America used to be referred to as Columbia, named after Christopher Columbus.
Therefore, British Columbia is the name given to the British part of America (ie Columbia), and it was British because Canada was a British colony. So British Columbia means “British America” (but America as a continent, even though the word DOES have very strong ties to the USA).
The Columbia River is what the area is named for, and it goes through both Canada and the US, hence British Columbia is the area of the Columbia river that is in Canada (British territory). The Columbia river is named that because America was Columbia.
OKAY. NEXT PROBLEM.
Colombia vs Columbia.
If my friend is anything to go off of, haha, then people from Colombia are very adamant that they are Colombian and not Columbian.

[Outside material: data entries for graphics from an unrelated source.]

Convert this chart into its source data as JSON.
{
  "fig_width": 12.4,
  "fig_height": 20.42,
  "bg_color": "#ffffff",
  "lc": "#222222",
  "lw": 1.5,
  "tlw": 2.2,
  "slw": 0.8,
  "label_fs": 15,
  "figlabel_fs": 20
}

It’s not called Columbia.
Both names are derived from Christopher Columbus.
So really, they’re basically the same thing.
Except that the name Columbus is from Greek kolumbos (κόλυμβος) so I’m thinking that both are off, since the Us are more like the english “oo” sound. So English made it a U and Spanish made it a O, but both are kinda off from the Greek.
In Spanish, Columbia sounds like “coloombia” because that’s how they pronounce the U.
But even though that would have been closer to the transliteration from Greek, both Italian and Spanish use Colombia instead of Columbia.
So why does Italian use Colombo instead of Columbo, when the word in Latin was “Columbe”, for dove?
I don’t think there’s an answer for that one, lol. Some italian guy decided that’s how it was going to be spelled.
and that one guy, hundreds and hundreds of years ago, is the entire reason Colombia is called Colombia and not Columbia, and thus the entire reason why Spanish and Colombian people are butthurt about English-speakers misspelling Colombia as Columbia.